No Required Minimum Distributions (RMDs) for 2009
Individuals age 70 1/2 and older do not have to take a required minimum distribution (RMD) from their company retirement plans or traditional individual retirement accounts (IRAs) in 2009. RMDs for 2009 were suspended as part of the Worker, Retiree, and Employer Recovery Act of 2008. The suspension applies only to defined-contribution plans such as IRAs, 401(k)s, 403(b)s, and 457 plans, but not to defined-benefit plans or other traditional pension plans.

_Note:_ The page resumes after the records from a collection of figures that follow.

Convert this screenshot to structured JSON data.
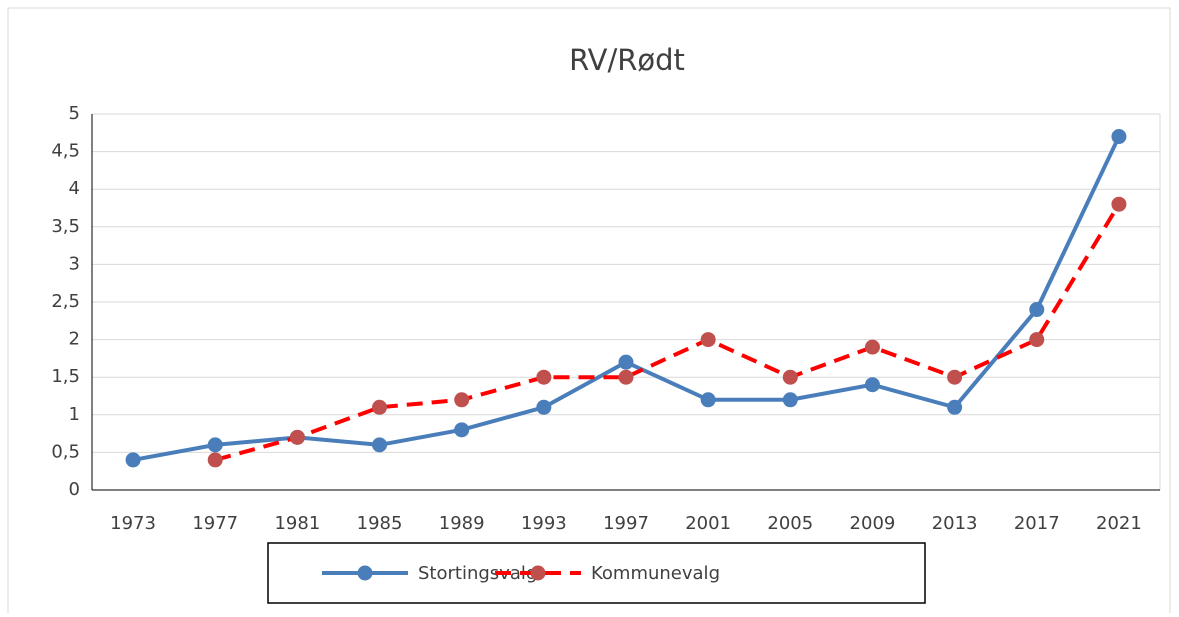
{
  "chart_data": {
    "type": "line",
    "title": "RV/Rødt",
    "categories": [
      "1973",
      "1977",
      "1981",
      "1985",
      "1989",
      "1993",
      "1997",
      "2001",
      "2005",
      "2009",
      "2013",
      "2017",
      "2021"
    ],
    "series": [
      {
        "name": "Stortingsvalg",
        "color": "#4a7ebb",
        "dash": false,
        "values": [
          0.4,
          0.6,
          0.7,
          0.6,
          0.8,
          1.1,
          1.7,
          1.2,
          1.2,
          1.4,
          1.1,
          2.4,
          4.7
        ]
      },
      {
        "name": "Kommunevalg",
        "color": "#ff0000",
        "marker_color": "#c0504d",
        "dash": true,
        "values": [
          null,
          0.4,
          0.7,
          1.1,
          1.2,
          1.5,
          1.5,
          2.0,
          1.5,
          1.9,
          1.5,
          2.0,
          3.8
        ]
      }
    ],
    "ylim": [
      0,
      5
    ],
    "yticks": [
      0,
      {
        "value": 0.5,
        "label": "0,5"
      },
      1,
      {
        "value": 1.5,
        "label": "1,5"
      },
      2,
      {
        "value": 2.5,
        "label": "2,5"
      },
      3,
      {
        "value": 3.5,
        "label": "3,5"
      },
      4,
      {
        "value": 4.5,
        "label": "4,5"
      },
      5
    ],
    "grid": true,
    "legend": "bottom"
  }
}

RMDs are calculated by taking the account balance as of the preceding year divided by the life expectancy factor from a uniform table. Thus, RMDs for 2009 would have been based on account values as of December 31, 2008. Unfortunately, no relief was provided for 2008 RMDs, so many retirees found themselves taking large RMDs that were based on account values as of December 31, 2007. After December 31, 2007, their account balances had declined significantly, so they were forced to sell at depressed prices and remove a significantly larger percentage of their current account balance from their account.
This suspension is only for 2009, so unless further legislation is passed, RMDs will be required again in 2010. Even though you do not take an RMD in 2009, your life expectancy factor will decline by one year when calculating the 2010 RMD.